CONYERS -- A newborn infant died Tuesday after being bitten by the family pet last week.
According to a Rockdale County Sheriff's Office press release, the mother of the 5-day-old baby girl heard the infant crying Thursday and found the family dog on top of the baby's bassinet.
"As she approached the bassinet, she realized that the dog had bitten her daughter," read the release.
The infant was taken to Rockdale Medical Center and later airlifted to Children's Healthcare of Atlanta at Egleston for surgery. Doctors performed the surgery, but the infant was listed in critical condition and died Tuesday from the injuries.
No charges are expected to be filed, according the release.
RCSO spokeswoman Sgt. Jodi Shupe said the dog was a pit bull breed and has been in custody of Animal Control since the incident.
Danny Lowery, owner of Conyers K-9 Academy, said dogs need training before being introduced to new additions in the family.

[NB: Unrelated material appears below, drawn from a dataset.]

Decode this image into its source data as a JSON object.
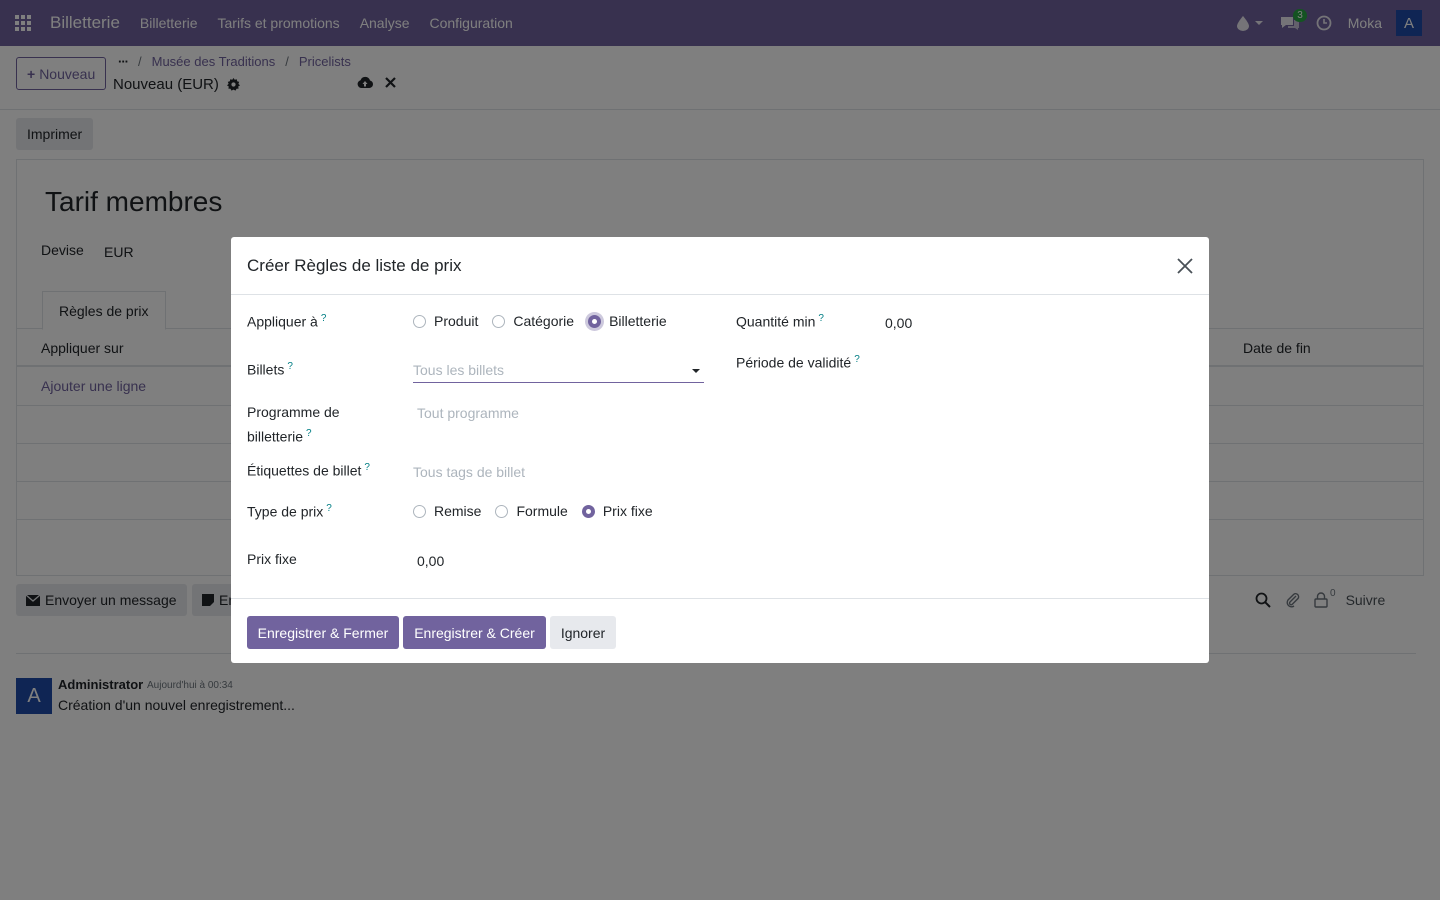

"Any dog can be good with kids if you socialize it and train it the right way," Lowery said. "He needs mental and physical stimulation every day, and you can't set him aside when a baby comes or you're going to have issues."
Lowery has been working with dogs for more than 30 years and deals with specific behavior issues.
"You got to work at it. You got to let the dog know he can't develop jealousy issues over the baby," Lowery said, explaining specific, necessary steps to go through in the training and acclimation process.
"Training is so important ... because the dog is going to be curious," Lowery added. "It all goes back to socialization. You can do a lot even before the baby gets here."
Lowery suggested getting the dog used to characteristic sounds and smells of babies.
Though all dogs are different, Lowery mentioned there are typically warning signs that a dog is not adjusting to children in the family. However, many may not know exactly what to look for.
"A dog will tell you before it bites," Lowery said.
And Lowery said he does not work with dogs who have already caused puncture wounds and often suggests the dog be taken out of the home.
"Kids are more important than a dog," Lowery said.